The Joy of Building Large Scale Systems

Hardware is so fast. Software hasn’t caught up. Suhail Patel shared his experience in building software that takes full advantage of hardware. Some tools he mentioned in his speech:

  • Seastar: open-source C++ framework for high-performance server applications
  • io_uring: a new asynchronous I/O API for Linux
  • PyO3 & maturin: build rust binaries as python packages

Don’t Trust Anything! Real-world Uses For WebAssembly 🌟

Katie Bell shared 3 use cases of WebAssembly beyond the browser

  1. Shopify is using WebAssembly to sandbox untrusted and potentially malicious code provided by 3rd parties. Read more
  2. CloudFlare Workers is using V8 Isolates to achieve 5ms start time. Read more
  3. Fastly Edge Cloud Platform. Read more

Building Modern Web Applications with Remix 🌟

Jake Ginnivan shared his experience with Remix. Some key features he mentioned during his speech that I like

  • Use flexible routing model base on file system
  • Use Await component to defer a slow api response, then stream the response to the client
  • Vite: opinionated super fast bundler
  • React Server Component

Day 2 Keynote: The Many Faces of Identity

Radia Perlman shared her thoughts on “the identity problem”. My key take aways:

What is identify? Is it name? Is it username? Is it unique? Can email address be the identity? What if an email share by multiple people or people have many emails? Website has a DNS name. Is the first search result always the one you are looking for?

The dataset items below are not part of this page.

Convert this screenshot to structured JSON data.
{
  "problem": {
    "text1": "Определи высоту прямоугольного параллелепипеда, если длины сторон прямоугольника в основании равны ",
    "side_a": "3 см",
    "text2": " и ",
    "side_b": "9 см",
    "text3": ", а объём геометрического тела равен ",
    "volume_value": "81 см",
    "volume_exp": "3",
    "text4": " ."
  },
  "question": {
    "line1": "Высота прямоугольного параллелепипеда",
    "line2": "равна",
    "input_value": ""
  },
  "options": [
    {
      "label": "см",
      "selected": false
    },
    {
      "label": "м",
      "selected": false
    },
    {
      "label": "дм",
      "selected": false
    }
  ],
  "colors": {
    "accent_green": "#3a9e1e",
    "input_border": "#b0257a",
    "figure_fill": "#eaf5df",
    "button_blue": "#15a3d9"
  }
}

She also talked about CA and DNS, but I got lost on the half way 😢

Secure Coding > Secure Development

Laura Main shared her understanding of how security fits into the Software Development Lifecycle. My key takeaways are

Understand Threat Modeling
Understand various ways of protection

Build Abstractions Not Illusions 🌟

Gregor Hohpe presented remotely. It was probably the most packed room over the 2 days.

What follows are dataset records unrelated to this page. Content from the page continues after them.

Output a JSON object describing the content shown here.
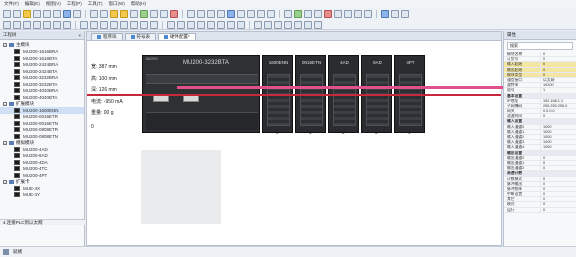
{
  "menubar": {
    "items": [
      "文件(F)",
      "编辑(E)",
      "视图(V)",
      "工程(P)",
      "工具(T)",
      "窗口(W)",
      "帮助(H)"
    ]
  },
  "left_panel": {
    "title": "工程树",
    "groups": [
      {
        "label": "主模块",
        "items": [
          "MU200-1616BRA",
          "MU200-1616BTA",
          "MU200-2424BRA",
          "MU200-2424BTA",
          "MU200-3232BRA",
          "MU200-3232BTA",
          "MU200-4040BRA",
          "MU200-4040BTA"
        ]
      },
      {
        "label": "扩展模块",
        "items": [
          "MU200-1600ENN",
          "MU200-0016ETR",
          "MU200-0016ETN",
          "MU200-0808ETR",
          "MU200-0808ETN"
        ]
      },
      {
        "label": "模拟模块",
        "items": [
          "MU200-4AD",
          "MU200-8AD",
          "MU200-4DA",
          "MU200-4TC",
          "MU200-4PT"
        ]
      },
      {
        "label": "扩展卡",
        "items": [
          "MUE-4X",
          "MUE-4Y"
        ]
      }
    ],
    "footer": "4.连接PLC到以太网"
  },
  "tabs": [
    {
      "label": "程序块"
    },
    {
      "label": "符号表"
    },
    {
      "label": "硬件配置*",
      "active": true
    }
  ],
  "props": [
    "宽: 387 mm",
    "高: 100 mm",
    "深: 126 mm",
    "电流: -950 mA",
    "重量: 00 g"
  ],
  "mark": "0",
  "plc": {
    "brand": "MICRO",
    "main_label": "MU200-3232BTA",
    "modules": [
      {
        "label": "1600ENN",
        "slot": "0"
      },
      {
        "label": "0016ETN",
        "slot": "1"
      },
      {
        "label": "4AD",
        "slot": "2"
      },
      {
        "label": "8AD",
        "slot": "3"
      },
      {
        "label": "4PT",
        "slot": "4"
      }
    ]
  },
  "right_panel": {
    "title": "属性",
    "search": "搜索",
    "rows": [
      {
        "k": "模块名称",
        "v": "0",
        "type": "normal"
      },
      {
        "k": "订货号",
        "v": "0",
        "type": "normal"
      },
      {
        "k": "输入起始",
        "v": "0",
        "type": "hl"
      },
      {
        "k": "输出起始",
        "v": "0",
        "type": "hl"
      },
      {
        "k": "模块类型",
        "v": "0",
        "type": "hl"
      },
      {
        "k": "通信接口",
        "v": "以太网",
        "type": "normal"
      },
      {
        "k": "波特率",
        "v": "19200",
        "type": "normal"
      },
      {
        "k": "站号",
        "v": "1",
        "type": "normal"
      },
      {
        "k": "基本设置",
        "v": "",
        "type": "sec"
      },
      {
        "k": "IP地址",
        "v": "192.168.1.1",
        "type": "normal"
      },
      {
        "k": "子网掩码",
        "v": "255.255.255.0",
        "type": "normal"
      },
      {
        "k": "网关",
        "v": "0.0.0.0",
        "type": "normal"
      },
      {
        "k": "滤波时间",
        "v": "0",
        "type": "normal"
      },
      {
        "k": "输入设置",
        "v": "",
        "type": "sec"
      },
      {
        "k": "输入通道0",
        "v": "1000",
        "type": "normal"
      },
      {
        "k": "输入通道1",
        "v": "1000",
        "type": "normal"
      },
      {
        "k": "输入通道2",
        "v": "1000",
        "type": "normal"
      },
      {
        "k": "输入通道3",
        "v": "1000",
        "type": "normal"
      },
      {
        "k": "输入通道4",
        "v": "1000",
        "type": "normal"
      },
      {
        "k": "输出设置",
        "v": "",
        "type": "sec"
      },
      {
        "k": "输出通道0",
        "v": "0",
        "type": "normal"
      },
      {
        "k": "输出通道1",
        "v": "0",
        "type": "normal"
      },
      {
        "k": "输出通道2",
        "v": "0",
        "type": "normal"
      },
      {
        "k": "高速计数",
        "v": "",
        "type": "sec"
      },
      {
        "k": "计数模式",
        "v": "0",
        "type": "normal"
      },
      {
        "k": "脉冲输出",
        "v": "0",
        "type": "normal"
      },
      {
        "k": "脉冲频率",
        "v": "0",
        "type": "normal"
      },
      {
        "k": "中断设置",
        "v": "0",
        "type": "normal"
      },
      {
        "k": "其它",
        "v": "0",
        "type": "normal"
      },
      {
        "k": "模式",
        "v": "0",
        "type": "normal"
      },
      {
        "k": "运行",
        "v": "0",
        "type": "normal"
      }
    ]
  },
  "statusbar": {
    "text": "就绪"
  }
}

  • See more dimensions thru different lens
  • Zoom in and out
  • Use models to make better decisions
  • Abstraction is multiple spectrum on multiple dimensions

Abstraction vs Composition

  • name a thing after composition is leaky abstraction
  • naming after the purpose not the implementation

His previous talk in Tech Lead Journal Podcast and shared 3 Tech Lead Wisdom

  1. Don’t lock yourself in with the technology.
  2. If you can’t explain what you’re doing and what you’re proposing to do in plain English, you just simply don’t understand it. There’s no excuse for confusing people. You need to make yourself understood. That way, you get buy-in for the decisions, and you best do that by shunning all the buzzwords.
  3. Complexity is your biggest enemy. So go, don’t be afraid to make some decisions. Reduce the complexities, you don’t fall victim to Gregor’s Law.

Layers of Leadership

Leadership concerns are people, delivery and operation. Lee Campbell shared his wisdom about leadership.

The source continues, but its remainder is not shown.